A question of economics: is the money spent on classification systems worth the money?
- you current system may be a future person’s rosetta stone
- something happens, I go look for it on Flickr
- type in “mermaid parade”
- thousands of photos, hundreds of photographers
- everyone tags photos with “mermaidparade”
- no coordination, no ontologies, no hierarchies
- relations and clusters allow you to determine the parade’s on Coney Island in Brooklyn
oh and del.icio.us too
- “linksys router”
- “making a paper airplane”
- “CSS vista”
- different distribution of tags — some things have consensus others float at the interaction
Oh hell, RDF
User asserts Tag describes Photo
User asserts Tag describes Website
Information Architecture is Social Architecture
tagging systems exist in a flat namespace
- no sense of hierarchy
- take three random LJ users
- hierarchy is a second order effect of tagging
tag clouds over time example
- Social Quakes: communities of practice
- JJG’s article on Ajax grows a tag cloud asserting it’s about “AJAX”

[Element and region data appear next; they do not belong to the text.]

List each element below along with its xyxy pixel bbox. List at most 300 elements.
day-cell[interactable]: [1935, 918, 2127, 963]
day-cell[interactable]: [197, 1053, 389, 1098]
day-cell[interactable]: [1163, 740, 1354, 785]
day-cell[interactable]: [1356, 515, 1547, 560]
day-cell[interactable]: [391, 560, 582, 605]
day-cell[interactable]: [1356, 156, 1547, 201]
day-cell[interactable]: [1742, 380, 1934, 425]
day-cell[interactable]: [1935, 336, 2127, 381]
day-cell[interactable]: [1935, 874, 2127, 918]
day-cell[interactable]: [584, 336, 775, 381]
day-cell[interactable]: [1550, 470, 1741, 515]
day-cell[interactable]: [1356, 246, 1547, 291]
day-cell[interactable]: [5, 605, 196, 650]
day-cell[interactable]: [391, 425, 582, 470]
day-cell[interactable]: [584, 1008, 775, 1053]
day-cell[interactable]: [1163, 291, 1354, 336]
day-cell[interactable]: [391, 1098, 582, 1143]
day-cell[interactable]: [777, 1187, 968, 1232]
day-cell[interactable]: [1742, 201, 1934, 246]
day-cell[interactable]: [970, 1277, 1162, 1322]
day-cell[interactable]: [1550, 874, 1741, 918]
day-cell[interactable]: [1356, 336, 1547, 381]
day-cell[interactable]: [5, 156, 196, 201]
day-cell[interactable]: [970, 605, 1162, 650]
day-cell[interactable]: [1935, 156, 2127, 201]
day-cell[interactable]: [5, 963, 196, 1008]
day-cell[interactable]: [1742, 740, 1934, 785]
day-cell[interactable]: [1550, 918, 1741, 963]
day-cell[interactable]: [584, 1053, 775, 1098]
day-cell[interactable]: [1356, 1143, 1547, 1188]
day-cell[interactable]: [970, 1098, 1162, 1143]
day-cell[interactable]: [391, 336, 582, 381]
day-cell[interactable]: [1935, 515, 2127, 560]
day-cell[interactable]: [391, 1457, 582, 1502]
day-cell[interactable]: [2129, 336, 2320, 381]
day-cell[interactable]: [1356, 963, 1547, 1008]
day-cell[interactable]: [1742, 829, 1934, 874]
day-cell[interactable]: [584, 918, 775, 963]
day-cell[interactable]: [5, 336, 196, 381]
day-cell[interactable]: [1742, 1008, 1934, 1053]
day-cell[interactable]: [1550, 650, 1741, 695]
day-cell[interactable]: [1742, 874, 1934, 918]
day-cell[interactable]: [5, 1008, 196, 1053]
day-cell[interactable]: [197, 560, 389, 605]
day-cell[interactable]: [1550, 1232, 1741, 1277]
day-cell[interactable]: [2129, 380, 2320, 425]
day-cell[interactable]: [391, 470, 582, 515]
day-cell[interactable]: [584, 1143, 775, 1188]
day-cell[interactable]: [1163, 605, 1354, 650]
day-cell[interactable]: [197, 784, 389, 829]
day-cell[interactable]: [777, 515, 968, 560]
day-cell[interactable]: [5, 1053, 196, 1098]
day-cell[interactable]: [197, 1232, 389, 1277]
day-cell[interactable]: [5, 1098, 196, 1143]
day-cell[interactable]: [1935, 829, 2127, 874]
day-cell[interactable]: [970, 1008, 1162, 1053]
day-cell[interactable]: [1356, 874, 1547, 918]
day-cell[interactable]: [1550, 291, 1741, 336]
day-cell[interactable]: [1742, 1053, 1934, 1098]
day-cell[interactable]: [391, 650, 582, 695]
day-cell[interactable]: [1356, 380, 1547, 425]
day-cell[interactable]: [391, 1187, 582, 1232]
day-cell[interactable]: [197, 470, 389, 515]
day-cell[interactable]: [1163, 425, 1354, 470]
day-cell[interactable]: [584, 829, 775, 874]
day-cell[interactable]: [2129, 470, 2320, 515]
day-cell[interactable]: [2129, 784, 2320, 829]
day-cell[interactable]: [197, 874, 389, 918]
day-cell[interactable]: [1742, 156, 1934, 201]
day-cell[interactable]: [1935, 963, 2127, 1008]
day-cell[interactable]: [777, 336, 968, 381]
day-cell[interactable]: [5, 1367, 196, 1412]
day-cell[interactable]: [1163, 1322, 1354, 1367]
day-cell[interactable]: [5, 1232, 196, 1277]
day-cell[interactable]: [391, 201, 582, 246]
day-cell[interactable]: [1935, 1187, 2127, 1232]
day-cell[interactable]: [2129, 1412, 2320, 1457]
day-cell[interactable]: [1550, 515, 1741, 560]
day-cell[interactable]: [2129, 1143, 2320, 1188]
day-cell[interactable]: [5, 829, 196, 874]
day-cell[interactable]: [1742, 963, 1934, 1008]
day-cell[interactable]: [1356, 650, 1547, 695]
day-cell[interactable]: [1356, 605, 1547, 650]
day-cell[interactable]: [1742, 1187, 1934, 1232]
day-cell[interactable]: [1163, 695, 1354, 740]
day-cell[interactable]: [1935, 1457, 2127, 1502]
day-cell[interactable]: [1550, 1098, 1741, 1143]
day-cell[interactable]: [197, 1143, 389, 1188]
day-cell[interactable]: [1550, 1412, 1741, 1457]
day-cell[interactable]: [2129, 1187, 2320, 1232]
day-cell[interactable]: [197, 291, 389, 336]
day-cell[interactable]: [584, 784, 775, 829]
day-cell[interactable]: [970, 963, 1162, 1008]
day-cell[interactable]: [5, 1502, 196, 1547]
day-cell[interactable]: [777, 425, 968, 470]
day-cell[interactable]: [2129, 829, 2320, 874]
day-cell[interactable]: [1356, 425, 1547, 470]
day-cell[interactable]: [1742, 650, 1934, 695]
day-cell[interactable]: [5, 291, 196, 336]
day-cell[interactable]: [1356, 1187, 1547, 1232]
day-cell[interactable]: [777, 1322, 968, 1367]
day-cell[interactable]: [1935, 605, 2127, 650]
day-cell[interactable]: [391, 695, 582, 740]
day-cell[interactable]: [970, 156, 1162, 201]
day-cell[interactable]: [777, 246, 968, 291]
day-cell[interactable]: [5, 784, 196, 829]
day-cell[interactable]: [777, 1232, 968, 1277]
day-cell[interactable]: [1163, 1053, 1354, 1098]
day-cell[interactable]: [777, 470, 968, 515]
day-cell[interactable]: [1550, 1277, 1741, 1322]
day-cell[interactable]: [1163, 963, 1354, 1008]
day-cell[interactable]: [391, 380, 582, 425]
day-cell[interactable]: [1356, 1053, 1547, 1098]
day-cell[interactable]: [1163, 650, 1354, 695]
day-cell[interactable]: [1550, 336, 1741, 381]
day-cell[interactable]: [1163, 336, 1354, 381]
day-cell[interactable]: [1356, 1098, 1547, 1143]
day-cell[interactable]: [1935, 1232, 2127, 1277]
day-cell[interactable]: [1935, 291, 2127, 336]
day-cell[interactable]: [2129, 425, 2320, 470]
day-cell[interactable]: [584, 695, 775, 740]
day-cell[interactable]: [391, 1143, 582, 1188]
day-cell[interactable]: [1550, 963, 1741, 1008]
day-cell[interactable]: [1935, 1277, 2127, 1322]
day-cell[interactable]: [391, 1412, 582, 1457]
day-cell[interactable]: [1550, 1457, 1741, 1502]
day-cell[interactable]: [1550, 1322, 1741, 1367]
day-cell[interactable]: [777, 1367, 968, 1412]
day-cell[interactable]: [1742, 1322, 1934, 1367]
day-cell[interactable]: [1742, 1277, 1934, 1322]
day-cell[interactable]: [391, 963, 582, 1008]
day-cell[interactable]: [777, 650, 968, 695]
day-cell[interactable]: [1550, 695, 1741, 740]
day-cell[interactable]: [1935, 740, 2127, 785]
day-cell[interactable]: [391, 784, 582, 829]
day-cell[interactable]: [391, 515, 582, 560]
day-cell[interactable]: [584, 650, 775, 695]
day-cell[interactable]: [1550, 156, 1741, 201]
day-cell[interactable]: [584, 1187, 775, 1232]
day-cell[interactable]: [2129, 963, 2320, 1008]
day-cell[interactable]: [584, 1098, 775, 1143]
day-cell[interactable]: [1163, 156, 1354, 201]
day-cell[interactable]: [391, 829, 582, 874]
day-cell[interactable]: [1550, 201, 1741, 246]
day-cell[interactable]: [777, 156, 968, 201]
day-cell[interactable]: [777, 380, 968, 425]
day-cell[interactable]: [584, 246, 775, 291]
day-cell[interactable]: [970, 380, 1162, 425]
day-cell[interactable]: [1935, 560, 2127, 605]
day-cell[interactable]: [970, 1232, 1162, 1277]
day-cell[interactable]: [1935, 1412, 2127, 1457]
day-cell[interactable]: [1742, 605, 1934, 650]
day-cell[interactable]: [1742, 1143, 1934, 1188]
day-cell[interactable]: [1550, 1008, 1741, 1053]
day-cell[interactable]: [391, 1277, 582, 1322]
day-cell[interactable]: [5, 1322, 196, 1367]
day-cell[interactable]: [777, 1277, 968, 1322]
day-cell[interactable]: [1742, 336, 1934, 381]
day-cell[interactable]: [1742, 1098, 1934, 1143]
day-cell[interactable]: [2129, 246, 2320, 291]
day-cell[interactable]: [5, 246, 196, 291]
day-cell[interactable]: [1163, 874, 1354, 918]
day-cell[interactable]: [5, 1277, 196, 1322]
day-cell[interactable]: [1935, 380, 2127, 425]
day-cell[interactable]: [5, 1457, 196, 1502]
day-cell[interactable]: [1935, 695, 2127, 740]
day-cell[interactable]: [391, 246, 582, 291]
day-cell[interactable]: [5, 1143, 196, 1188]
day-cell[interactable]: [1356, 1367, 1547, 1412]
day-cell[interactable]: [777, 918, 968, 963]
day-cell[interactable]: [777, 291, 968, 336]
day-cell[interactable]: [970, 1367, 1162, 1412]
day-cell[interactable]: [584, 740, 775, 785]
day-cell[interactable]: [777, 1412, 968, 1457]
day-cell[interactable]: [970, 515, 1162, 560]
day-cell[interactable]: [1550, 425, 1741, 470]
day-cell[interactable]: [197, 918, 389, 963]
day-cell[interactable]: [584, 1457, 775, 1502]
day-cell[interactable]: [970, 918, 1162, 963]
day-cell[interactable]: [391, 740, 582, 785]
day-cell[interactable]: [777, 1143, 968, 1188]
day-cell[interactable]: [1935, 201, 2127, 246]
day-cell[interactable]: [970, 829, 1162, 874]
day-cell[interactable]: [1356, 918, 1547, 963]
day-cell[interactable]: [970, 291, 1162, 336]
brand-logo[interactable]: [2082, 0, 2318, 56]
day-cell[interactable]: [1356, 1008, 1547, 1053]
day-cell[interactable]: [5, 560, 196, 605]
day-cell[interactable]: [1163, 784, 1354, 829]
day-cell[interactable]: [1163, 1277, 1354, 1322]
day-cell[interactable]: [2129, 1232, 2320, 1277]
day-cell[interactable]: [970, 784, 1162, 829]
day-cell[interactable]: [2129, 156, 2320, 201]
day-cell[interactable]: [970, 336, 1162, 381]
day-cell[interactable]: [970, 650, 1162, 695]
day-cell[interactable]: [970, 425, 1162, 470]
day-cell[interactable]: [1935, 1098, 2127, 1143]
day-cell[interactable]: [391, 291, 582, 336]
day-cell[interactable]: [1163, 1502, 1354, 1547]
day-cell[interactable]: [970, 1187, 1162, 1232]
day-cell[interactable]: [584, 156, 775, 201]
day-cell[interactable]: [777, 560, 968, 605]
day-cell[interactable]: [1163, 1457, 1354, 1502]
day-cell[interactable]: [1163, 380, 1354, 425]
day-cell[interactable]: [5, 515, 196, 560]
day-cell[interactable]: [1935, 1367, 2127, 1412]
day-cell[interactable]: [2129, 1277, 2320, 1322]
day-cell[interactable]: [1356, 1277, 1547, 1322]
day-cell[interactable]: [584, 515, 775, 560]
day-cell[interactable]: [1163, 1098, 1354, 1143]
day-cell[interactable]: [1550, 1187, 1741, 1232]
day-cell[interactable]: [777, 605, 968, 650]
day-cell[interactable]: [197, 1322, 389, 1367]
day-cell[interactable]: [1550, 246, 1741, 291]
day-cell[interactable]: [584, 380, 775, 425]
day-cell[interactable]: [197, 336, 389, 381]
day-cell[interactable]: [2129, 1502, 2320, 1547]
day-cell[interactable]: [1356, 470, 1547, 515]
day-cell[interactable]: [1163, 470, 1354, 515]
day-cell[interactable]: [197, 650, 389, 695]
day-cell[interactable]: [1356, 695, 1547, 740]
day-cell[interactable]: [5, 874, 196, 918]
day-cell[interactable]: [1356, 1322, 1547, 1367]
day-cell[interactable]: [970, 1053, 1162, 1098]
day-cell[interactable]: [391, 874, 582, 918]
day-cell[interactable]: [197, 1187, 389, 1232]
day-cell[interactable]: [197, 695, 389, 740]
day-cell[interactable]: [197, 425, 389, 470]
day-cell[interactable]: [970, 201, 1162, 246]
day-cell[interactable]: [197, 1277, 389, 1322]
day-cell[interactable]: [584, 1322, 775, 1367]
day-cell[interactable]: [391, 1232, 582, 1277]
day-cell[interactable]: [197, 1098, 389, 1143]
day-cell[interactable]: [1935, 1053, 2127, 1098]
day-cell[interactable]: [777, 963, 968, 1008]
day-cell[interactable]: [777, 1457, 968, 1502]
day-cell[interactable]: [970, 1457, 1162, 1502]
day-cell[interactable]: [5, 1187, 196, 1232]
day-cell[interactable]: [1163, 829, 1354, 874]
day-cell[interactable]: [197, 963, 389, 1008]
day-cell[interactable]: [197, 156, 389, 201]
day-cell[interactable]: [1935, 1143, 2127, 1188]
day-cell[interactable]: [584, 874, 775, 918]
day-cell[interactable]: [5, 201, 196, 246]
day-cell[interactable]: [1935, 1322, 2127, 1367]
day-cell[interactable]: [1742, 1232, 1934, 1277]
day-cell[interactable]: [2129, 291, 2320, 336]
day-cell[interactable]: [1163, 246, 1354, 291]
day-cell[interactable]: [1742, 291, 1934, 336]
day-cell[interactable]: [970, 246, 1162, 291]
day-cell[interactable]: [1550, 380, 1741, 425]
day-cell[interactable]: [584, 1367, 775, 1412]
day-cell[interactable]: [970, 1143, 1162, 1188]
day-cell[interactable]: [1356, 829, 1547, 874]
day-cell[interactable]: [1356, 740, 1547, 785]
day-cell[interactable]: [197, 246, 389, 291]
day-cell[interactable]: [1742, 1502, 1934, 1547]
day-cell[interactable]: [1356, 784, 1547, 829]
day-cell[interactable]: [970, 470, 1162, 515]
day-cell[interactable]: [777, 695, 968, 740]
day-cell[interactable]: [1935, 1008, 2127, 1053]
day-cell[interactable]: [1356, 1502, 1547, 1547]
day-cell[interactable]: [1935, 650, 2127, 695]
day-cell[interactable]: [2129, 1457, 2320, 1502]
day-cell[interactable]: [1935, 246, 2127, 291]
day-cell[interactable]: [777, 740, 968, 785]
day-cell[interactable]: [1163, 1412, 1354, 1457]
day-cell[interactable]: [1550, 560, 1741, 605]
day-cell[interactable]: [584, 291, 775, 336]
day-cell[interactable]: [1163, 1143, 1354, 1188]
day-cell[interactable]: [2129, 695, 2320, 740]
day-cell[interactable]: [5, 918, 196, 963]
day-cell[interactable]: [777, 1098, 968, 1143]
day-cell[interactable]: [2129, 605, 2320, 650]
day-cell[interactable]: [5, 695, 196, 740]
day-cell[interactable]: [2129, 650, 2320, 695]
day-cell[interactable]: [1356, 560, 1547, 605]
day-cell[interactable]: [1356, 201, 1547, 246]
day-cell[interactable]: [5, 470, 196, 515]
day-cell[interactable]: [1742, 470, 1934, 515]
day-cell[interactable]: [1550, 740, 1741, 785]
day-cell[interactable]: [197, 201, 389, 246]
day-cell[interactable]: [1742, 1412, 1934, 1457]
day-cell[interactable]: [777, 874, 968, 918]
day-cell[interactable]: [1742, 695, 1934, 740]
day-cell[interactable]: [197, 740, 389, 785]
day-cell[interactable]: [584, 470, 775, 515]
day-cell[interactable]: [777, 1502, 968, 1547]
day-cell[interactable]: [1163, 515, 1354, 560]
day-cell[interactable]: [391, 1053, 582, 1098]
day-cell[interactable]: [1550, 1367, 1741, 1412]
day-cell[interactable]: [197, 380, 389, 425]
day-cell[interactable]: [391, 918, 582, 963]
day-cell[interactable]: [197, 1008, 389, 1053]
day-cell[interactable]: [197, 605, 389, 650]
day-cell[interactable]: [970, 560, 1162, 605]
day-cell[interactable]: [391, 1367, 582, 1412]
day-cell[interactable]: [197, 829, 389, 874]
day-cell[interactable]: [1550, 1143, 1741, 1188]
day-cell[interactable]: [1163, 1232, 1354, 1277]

- how can tagging identify communities of practice
- how should we handle the thesaurus problem
- you have to get off the ‘thesaurus bus’ (gay politics is not “gay agenda”)
- can we apply this to navigation
- the VP wants a link
- what, if anything, should we do about popularity risk
- overwhelming other voices
- can we detect “concept rot”
- the “Ajax” tag adoption curve
- things that die start to stink
- what can we do about spam
- we will face a well-funded and
- Attention tracking — when people stop tagging
- Latent Semantic Analysis augmented with intelligence: Mechanical Turk
- Links age and die
- help find links that are broken and save them from the caches (Archive.org, Google)
- RSS feeds are a latent resource for preserving content (on all those copies of NNW and FeedDemon)
- what’s the germ line?
- The whole distribution matters
- the top five tags have the social weight
- the rest drive the ecosystem
- internal shelves: noise or other ‘communities of practice’
- how does tagging deal with factions
- how does tagging deal with spam
- edit wars — that thesaurus problem
- bump up the relative frequencies of the top five tags
- return of metatag spam
- watching obscure tags
- friends of friends tag clouds?
- on Wikipedia
- classification systems aren’t as important
- tagging is the first great post search interface
- associative clustering is how biological memory works, is the web thinking (Kevin Kelly)
- we don’t know how we think
- it’s more of a tool than a brain
- anything from history that would had predicted the importance of tagging?
- we knew that hierarchical systems were brittle
- usenet: rec.pets.cats — attractors for other things, including flamewars as antagonists have the usenet subject (cats, SF) in common (Cynthia’s LMB list)
- how do we forget things we don’t ‘remembered’?
- don’t want a global delete button
- Stewart Brand’s “You Own Your Own Words” policy caused a storm on Well
- But you can’t take back a public discussion, other people heard it and may not want to forget it
- don’t want to accidently lose data either (I thought you were blogging this?)
- Stewart relates the experience of the “delete everything I said” button
- also happens on LJ
- DRM makes things hard to remember (don’t have the magic software/hardware dongles)
- Conversations are downloaded
- how to add stink to software?
- institutional fallbacks
- a golden month to find in global and local caches
- resource allocation
- storage is free, what’s the cost of preservation?
- falling storage cost increases the problem
- there’s more
- real options theory, how much to pay to postpone a decision
- the 90 year window after which, stuff becomes interesting to us — if storage costs are low, easier to keep stuff over that bridge
- the tag cloud also makes it easier to find the old stuff and the time series is of interest to itself
- digital isn’t durable yet, when is it a solved problem?
- it’s a wicked problem
- only local solutions
- always a social layer
- a fork b/w open and closed culture — Times Direct
- attack vectors for opinion: Wingnut Daily is free, Times Direct isn’t. Guess what’s linked.